Um sintoma característico desta fragilidade encontra-se na temática de nossas conversas. Bastam apenas alguns minutos de prosa que o assunto é a saúde física e a aparência estética. Obviamente, que mais do que depressa cada um apresenta uma e outra receita para manter a boa forma ou então informa os pares sobre uma e outra matéria que leu em uma revista aqui ou viu em um programa televisivo acolá que versa sobre os malefícios disso e os benefícios daquilo para o corpinho.

Todavia, mude a conversa para a sanidade espiritual. Bem, se o tom da prosa já era estupidificante no primeiro ponto, neste, o conto torna-se patético.

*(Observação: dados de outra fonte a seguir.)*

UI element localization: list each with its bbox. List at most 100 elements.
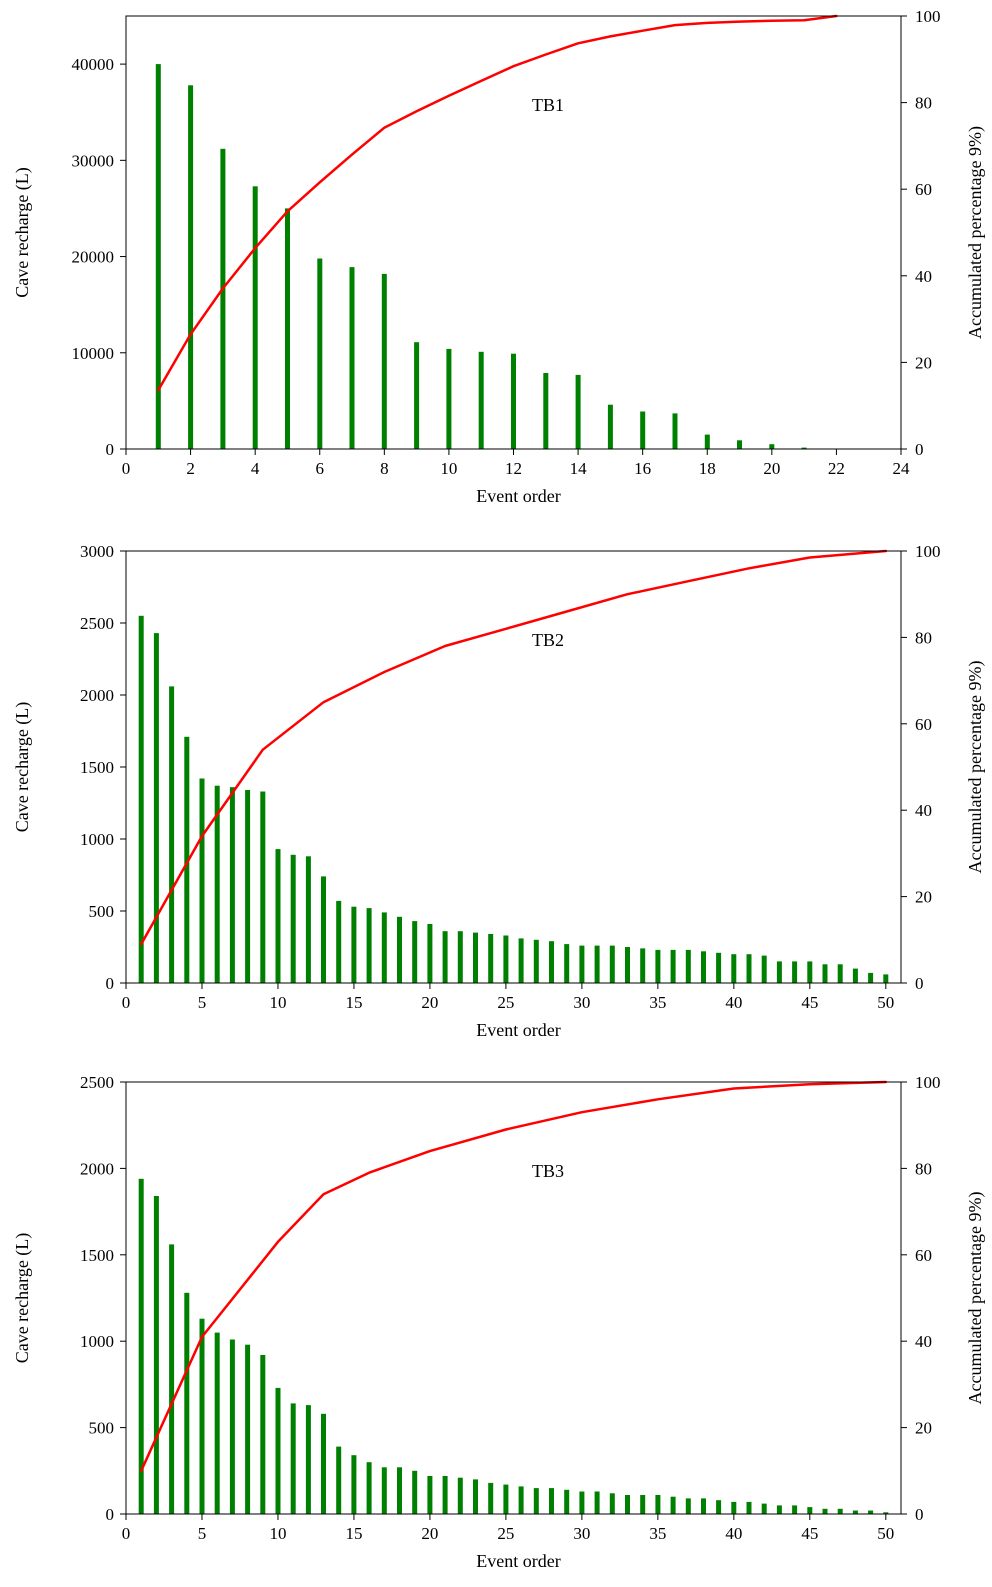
- bar: [260, 791, 266, 983]
- y-tick-label: 1000: [80, 1332, 114, 1351]
- bar: [169, 686, 175, 983]
- bar: [685, 949, 691, 983]
- bar: [701, 951, 706, 983]
- x-tick-label: 4: [251, 459, 260, 478]
- bar: [427, 1476, 433, 1514]
- bar: [746, 954, 752, 983]
- bar: [609, 1493, 615, 1514]
- y-axis-label: Cave recharge (L): [12, 167, 33, 298]
- bar: [229, 787, 235, 983]
- x-tick-label: 15: [345, 993, 362, 1012]
- bar: [321, 876, 326, 983]
- x-tick-label: 25: [497, 1524, 514, 1543]
- bar: [488, 934, 494, 983]
- y2-tick-label: 20: [915, 888, 932, 907]
- y2-tick-label: 20: [915, 353, 932, 372]
- x-tick-label: 2: [186, 459, 195, 478]
- y-tick-label: 500: [89, 902, 115, 921]
- bar: [214, 785, 220, 983]
- bar: [252, 186, 258, 450]
- x-tick-label: 40: [725, 993, 742, 1012]
- bar: [473, 1479, 478, 1514]
- plot-frame: [125, 550, 902, 984]
- bar: [807, 961, 813, 983]
- bar: [543, 373, 549, 449]
- x-tick-label: 0: [122, 993, 131, 1012]
- y-tick-label: 0: [106, 440, 115, 459]
- bar: [442, 1476, 448, 1514]
- bar: [852, 1510, 858, 1514]
- accumulated-line: [139, 1080, 888, 1473]
- y-tick-label: 1500: [80, 758, 114, 777]
- bar: [625, 1495, 630, 1514]
- bar: [792, 961, 798, 983]
- bar: [655, 949, 661, 983]
- y2-tick-label: 80: [915, 628, 932, 647]
- bar: [155, 64, 161, 449]
- y-tick-label: 500: [89, 1419, 115, 1438]
- y-tick-label: 1500: [80, 1246, 114, 1265]
- bar: [184, 736, 190, 983]
- bar: [640, 948, 646, 983]
- x-tick-label: 35: [649, 993, 666, 1012]
- y-tick-label: 30000: [72, 151, 115, 170]
- bar: [883, 974, 889, 983]
- bar: [801, 447, 807, 449]
- bar: [607, 404, 613, 449]
- bar: [214, 1332, 220, 1514]
- x-tick-label: 5: [198, 993, 207, 1012]
- bar: [564, 1489, 570, 1514]
- bar: [321, 1413, 326, 1514]
- bar: [188, 85, 194, 450]
- bar: [305, 1405, 311, 1514]
- y-tick-label: 2000: [80, 1159, 114, 1178]
- bar: [704, 434, 710, 449]
- x-tick-label: 5: [198, 1524, 207, 1543]
- x-tick-label: 18: [699, 459, 716, 478]
- bar: [351, 1455, 357, 1514]
- y2-tick-label: 60: [915, 180, 932, 199]
- bar: [731, 1501, 737, 1514]
- x-tick-label: 40: [725, 1524, 742, 1543]
- bar: [351, 906, 357, 983]
- bar: [579, 945, 585, 983]
- x-tick-label: 6: [316, 459, 325, 478]
- x-tick-label: 50: [877, 993, 894, 1012]
- bar: [275, 1387, 281, 1514]
- bar: [609, 945, 615, 983]
- bar: [655, 1495, 661, 1514]
- bar: [685, 1498, 691, 1514]
- bar: [260, 1355, 266, 1514]
- y-tick-label: 40000: [72, 55, 115, 74]
- bar: [229, 1339, 235, 1514]
- bar: [199, 1318, 205, 1514]
- y-tick-label: 2000: [80, 686, 114, 705]
- y2-tick-label: 0: [915, 440, 924, 459]
- bar: [220, 148, 226, 450]
- x-axis-label: Event order: [476, 486, 560, 506]
- bar: [414, 342, 420, 449]
- bar: [761, 1503, 767, 1514]
- bar: [412, 921, 418, 983]
- bar: [883, 1512, 889, 1514]
- y-tick-label: 20000: [72, 248, 115, 267]
- bar: [716, 1500, 722, 1514]
- x-tick-label: 35: [649, 1524, 666, 1543]
- x-tick-label: 22: [828, 459, 845, 478]
- x-tick-label: 0: [122, 459, 131, 478]
- bar: [138, 1178, 144, 1514]
- bar: [549, 1488, 554, 1514]
- bar: [670, 949, 676, 983]
- y-tick-label: 0: [106, 1505, 115, 1524]
- x-tick-label: 20: [421, 1524, 438, 1543]
- bar: [761, 955, 767, 983]
- bar: [381, 912, 387, 983]
- bar: [737, 440, 742, 449]
- y2-tick-label: 100: [915, 7, 941, 26]
- x-axis-label: Event order: [476, 1020, 560, 1040]
- x-tick-label: 10: [440, 459, 457, 478]
- bar: [457, 931, 463, 983]
- x-tick-label: 0: [122, 1524, 131, 1543]
- bar: [852, 968, 858, 983]
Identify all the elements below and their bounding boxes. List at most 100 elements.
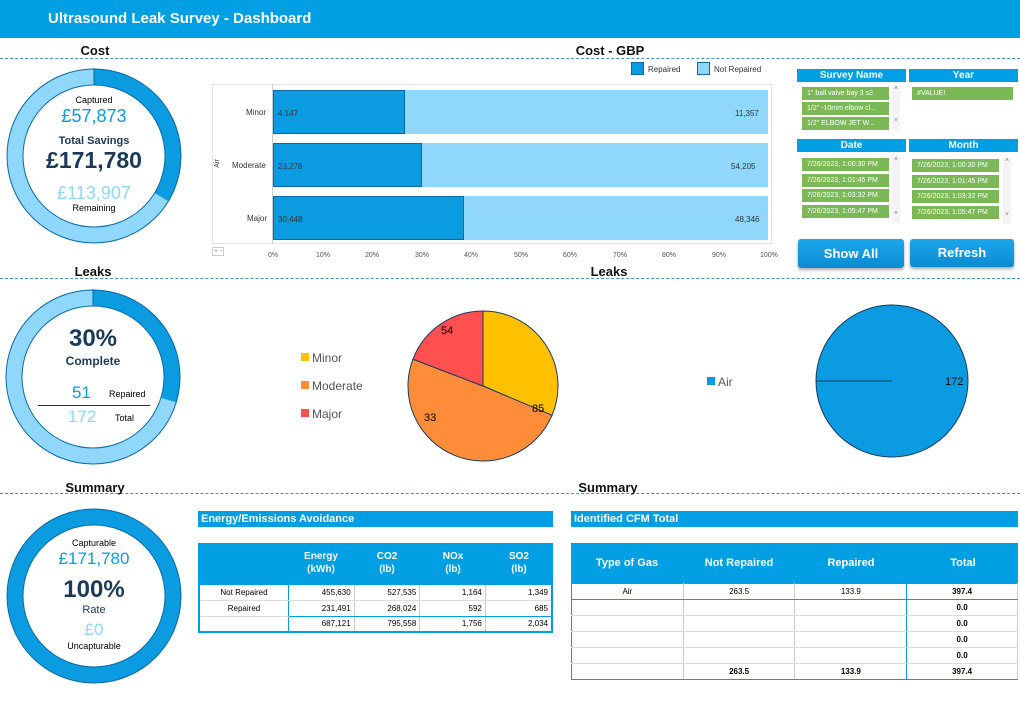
energy-header-2-1: (lb) bbox=[445, 564, 461, 575]
energy-header-2-0: NOx bbox=[442, 551, 464, 562]
energy-header-3-0: SO2 bbox=[508, 551, 529, 562]
leaks-total-value: 172 bbox=[68, 407, 97, 426]
summary-donut-gauge bbox=[6, 508, 182, 684]
bar-value-moderate-not-repaired: 54,205 bbox=[731, 162, 756, 171]
legend-not-repaired-swatch bbox=[697, 62, 710, 75]
section-title-cost-gbp: Cost - GBP bbox=[575, 43, 645, 58]
show-all-button[interactable]: Show All bbox=[798, 239, 904, 268]
legend-moderate-swatch bbox=[301, 381, 309, 389]
energy-cell: 2,034 bbox=[485, 616, 553, 633]
cost-donut-gauge bbox=[6, 68, 182, 244]
scroll-down-icon[interactable]: ˅ bbox=[894, 118, 898, 124]
cfm-cell bbox=[571, 663, 684, 680]
bar-value-moderate-repaired: 23,278 bbox=[278, 162, 303, 171]
leaks-complete-label: Complete bbox=[65, 354, 121, 368]
energy-header-1-0: CO2 bbox=[376, 551, 398, 562]
slicer-item-date-3[interactable]: 7/26/2023, 1:03:32 PM bbox=[802, 189, 889, 202]
energy-cell: 455,630 bbox=[288, 584, 355, 601]
slicer-item-survey-3[interactable]: 1/2" ELBOW JET W... bbox=[802, 117, 889, 130]
energy-cell: 1,756 bbox=[419, 616, 486, 633]
remaining-value: £113,907 bbox=[57, 183, 131, 203]
cfm-table-header-row bbox=[571, 543, 1018, 583]
table-row: 0.0 bbox=[571, 631, 1018, 648]
legend-repaired-label: Repaired bbox=[648, 65, 681, 74]
slicer-item-date-1[interactable]: 7/26/2023, 1:00:30 PM bbox=[802, 158, 889, 171]
pie-label-air: 172 bbox=[945, 376, 964, 388]
divider-middle bbox=[0, 278, 1020, 279]
cfm-cell bbox=[683, 631, 796, 648]
bar-repaired-major bbox=[273, 196, 464, 240]
x-tick-4: 40% bbox=[463, 252, 478, 259]
pie-slice-moderate bbox=[407, 358, 553, 462]
legend-air-swatch bbox=[707, 377, 715, 385]
slicer-item-survey-2[interactable]: 1/2" -10mm elbow cl... bbox=[802, 102, 889, 115]
scroll-up-icon[interactable]: ˄ bbox=[894, 157, 898, 163]
cfm-header-1: Not Repaired bbox=[704, 557, 774, 569]
bar-repaired-minor bbox=[273, 90, 405, 134]
energy-cell: 687,121 bbox=[288, 616, 355, 633]
cfm-cell bbox=[571, 615, 684, 632]
row-label-minor: Minor bbox=[246, 108, 267, 117]
cfm-cell: 0.0 bbox=[906, 599, 1018, 616]
x-tick-5: 50% bbox=[513, 252, 528, 259]
energy-header-1-1: (lb) bbox=[379, 564, 395, 575]
energy-cell: 527,535 bbox=[354, 584, 421, 601]
slicer-title-month: Month bbox=[909, 139, 1018, 152]
energy-table-header-row bbox=[198, 543, 553, 583]
legend-air-label: Air bbox=[718, 375, 733, 389]
slicer-item-month-1[interactable]: 7/26/2023, 1:00:30 PM bbox=[912, 159, 999, 172]
bar-value-major-repaired: 30,448 bbox=[278, 215, 303, 224]
energy-header-0-1: (kWh) bbox=[307, 564, 335, 575]
survey-name-scrollbar[interactable]: ˄ ˅ bbox=[892, 86, 900, 130]
table-row: Not Repaired 455,630 527,535 1,164 1,349 bbox=[199, 584, 553, 601]
table-row: 687,121 795,558 1,756 2,034 bbox=[199, 616, 553, 633]
scroll-down-icon[interactable]: ˅ bbox=[894, 211, 898, 217]
slicer-item-year-1[interactable]: #VALUE! bbox=[912, 87, 1013, 100]
x-tick-9: 90% bbox=[711, 252, 726, 259]
date-scrollbar[interactable]: ˄ ˅ bbox=[892, 157, 900, 223]
scroll-up-icon[interactable]: ˄ bbox=[894, 86, 898, 92]
cfm-cell bbox=[571, 647, 684, 664]
legend-not-repaired-label: Not Repaired bbox=[714, 65, 762, 74]
scroll-down-icon[interactable]: ˅ bbox=[1005, 212, 1009, 218]
leaks-percent-complete: 30% bbox=[68, 325, 118, 352]
refresh-button[interactable]: Refresh bbox=[910, 239, 1014, 267]
energy-cell: 592 bbox=[419, 600, 486, 617]
slicer-item-month-2[interactable]: 7/26/2023, 1:01:45 PM bbox=[912, 175, 999, 188]
slicer-item-date-4[interactable]: 7/26/2023, 1:05:47 PM bbox=[802, 205, 889, 218]
slicer-item-survey-1[interactable]: 1" ball valve bay 3 s3 bbox=[802, 87, 889, 100]
x-tick-0: 0% bbox=[267, 252, 279, 259]
x-tick-10: 100% bbox=[760, 252, 778, 259]
slicer-item-month-3[interactable]: 7/26/2023, 1:03:32 PM bbox=[912, 190, 999, 203]
x-tick-8: 80% bbox=[661, 252, 676, 259]
table-row: 0.0 bbox=[571, 599, 1018, 616]
cost-chart-axis-label: Air bbox=[213, 159, 221, 168]
cfm-cell bbox=[571, 631, 684, 648]
energy-header-3-1: (lb) bbox=[511, 564, 527, 575]
slicer-item-month-4[interactable]: 7/26/2023, 1:05:47 PM bbox=[912, 206, 999, 219]
pie-slice-minor bbox=[482, 310, 559, 416]
energy-cell: 685 bbox=[485, 600, 553, 617]
uncapturable-label: Uncapturable bbox=[67, 641, 121, 651]
energy-cell: 795,558 bbox=[354, 616, 421, 633]
scroll-up-icon[interactable]: ˄ bbox=[1005, 158, 1009, 164]
cfm-table-title: Identified CFM Total bbox=[571, 511, 1018, 527]
cfm-cell bbox=[794, 631, 908, 648]
month-scrollbar[interactable]: ˄ ˅ bbox=[1003, 158, 1011, 224]
cfm-header-2: Repaired bbox=[827, 557, 875, 569]
section-title-cost: Cost bbox=[80, 43, 110, 58]
cfm-cell: 263.5 bbox=[683, 583, 796, 600]
leaks-fraction-line bbox=[38, 405, 150, 406]
cost-chart-area bbox=[212, 84, 772, 244]
energy-header-0-0: Energy bbox=[304, 551, 338, 562]
cfm-total-row: 263.5 133.9 397.4 bbox=[571, 663, 1018, 680]
cfm-cell bbox=[794, 599, 908, 616]
chart-expand-collapse-control[interactable]: + - bbox=[212, 247, 225, 256]
cfm-cell: Air bbox=[571, 583, 684, 600]
legend-major-swatch bbox=[301, 409, 309, 417]
slicer-item-date-2[interactable]: 7/26/2023, 1:01:45 PM bbox=[802, 174, 889, 187]
air-pie-chart bbox=[815, 304, 969, 458]
slicer-title-survey-name: Survey Name bbox=[797, 69, 906, 82]
cfm-cell bbox=[794, 615, 908, 632]
cfm-cell: 263.5 bbox=[683, 663, 796, 680]
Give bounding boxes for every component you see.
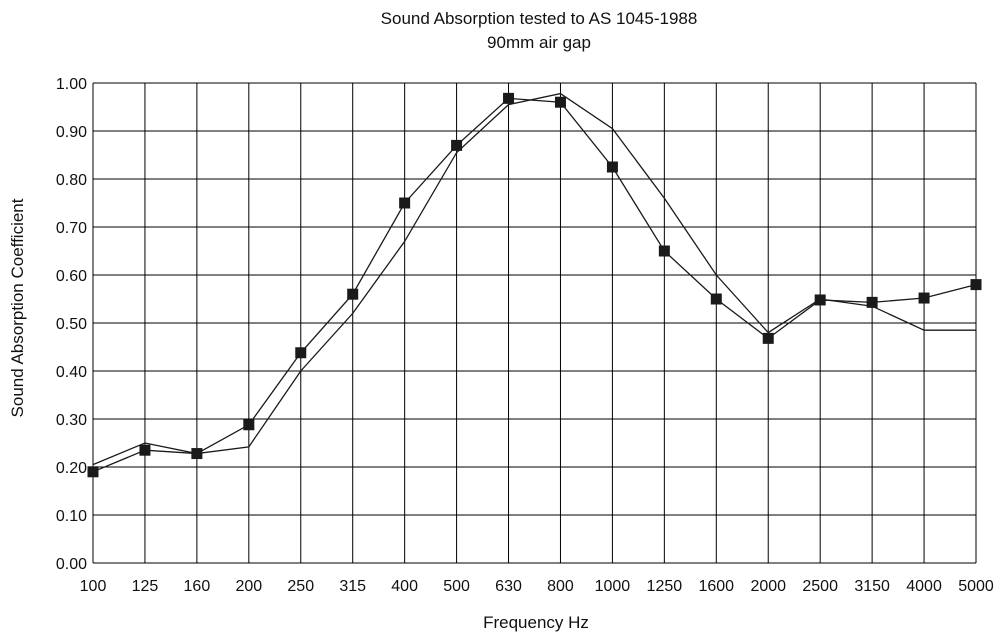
data-point-marker	[658, 245, 670, 257]
x-tick-label: 125	[132, 578, 159, 595]
series-markers	[87, 92, 982, 478]
x-tick-labels: 100 125 160 200 250 315 400 500 630 800 1000 1250 16…	[80, 578, 994, 595]
data-point-marker	[814, 294, 826, 306]
x-tick-label: 1600	[698, 578, 734, 595]
data-point-marker	[918, 292, 930, 304]
data-point-marker	[606, 161, 618, 173]
data-point-marker	[191, 448, 203, 460]
x-tick-label: 3150	[854, 578, 890, 595]
series-lines	[92, 92, 977, 473]
x-tick-label: 2000	[750, 578, 786, 595]
data-point-marker	[503, 92, 515, 104]
x-tick-label: 800	[547, 578, 574, 595]
y-tick-label: 0.90	[56, 124, 87, 141]
y-axis-label: Sound Absorption Coefficient	[8, 198, 27, 417]
y-tick-label: 0.70	[56, 220, 87, 237]
x-tick-label: 630	[495, 578, 522, 595]
x-tick-label: 1250	[647, 578, 683, 595]
data-point-marker	[243, 419, 255, 431]
x-tick-label: 1000	[595, 578, 631, 595]
data-point-marker	[347, 288, 359, 300]
y-tick-label: 0.30	[56, 412, 87, 429]
x-tick-label: 500	[443, 578, 470, 595]
chart-subtitle: 90mm air gap	[487, 33, 591, 52]
y-tick-label: 0.40	[56, 364, 87, 381]
data-point-marker	[295, 347, 307, 359]
y-tick-label: 0.60	[56, 268, 87, 285]
data-point-marker	[451, 139, 463, 151]
series-line-2	[92, 92, 976, 466]
data-point-marker	[970, 279, 982, 291]
series-line-1	[92, 97, 977, 473]
x-tick-label: 2500	[802, 578, 838, 595]
x-tick-label: 250	[287, 578, 314, 595]
y-tick-label: 1.00	[56, 76, 87, 93]
data-point-marker	[87, 466, 99, 478]
data-point-marker	[710, 293, 722, 305]
data-point-marker	[399, 197, 411, 209]
x-tick-label: 160	[184, 578, 211, 595]
x-tick-label: 100	[80, 578, 107, 595]
y-tick-label: 0.20	[56, 460, 87, 477]
x-tick-label: 315	[339, 578, 366, 595]
x-tick-label: 5000	[958, 578, 994, 595]
x-tick-label: 400	[391, 578, 418, 595]
y-tick-labels: 0.00 0.10 0.20 0.30 0.40 0.50 0.60 0.70 0.80 0.90…	[56, 76, 87, 573]
y-tick-label: 0.00	[56, 556, 87, 573]
y-tick-label: 0.80	[56, 172, 87, 189]
y-tick-label: 0.10	[56, 508, 87, 525]
grid	[92, 82, 977, 564]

Aliás, revela o quão patético nos tornamos na sociedade moderna, visto que, não mais se compreende o sentido do que significa a vida espiritual e intelectual e, toda vez que tenta-se macaquear um simulacro desta, acaba-se por expressar apenas uma reles e superficial caricatura. Detalhe: quanto mais “estudada” é a pessoa, mais estupidificada se apresenta suas considerações sobre este assunto.

Para melhor ilustrar o que intentamos apresentar, permitam-nos recorrer ao uso de um exemplo significativo sobre este degradado quadro. Certa feita em uma destas paragens que meus pés me levam, ouvia eu a conversa de um grupo de, como se diz, “formados”, onde se dizia que eles achavam uma bobagem esse negócio de muitas senhoras reunirem-se no dia da Assunção da Santíssima Virgem para rezar as mil Ave-Marias. Bem, de um grupo de doutos ignorantes diplomados não se poderia esperar algo mais elevado. Todavia,o “x” da questiúncula é que a conversa iniciou-se a partir dos comentários irônicos que um Padre teria feito sobre esta piedosa devoção. Em fim, a arrogância e o disparate festejavam nos lábios dos palpiteiros (de)formados que desprezam o conhecimento fingindo possuí-lo.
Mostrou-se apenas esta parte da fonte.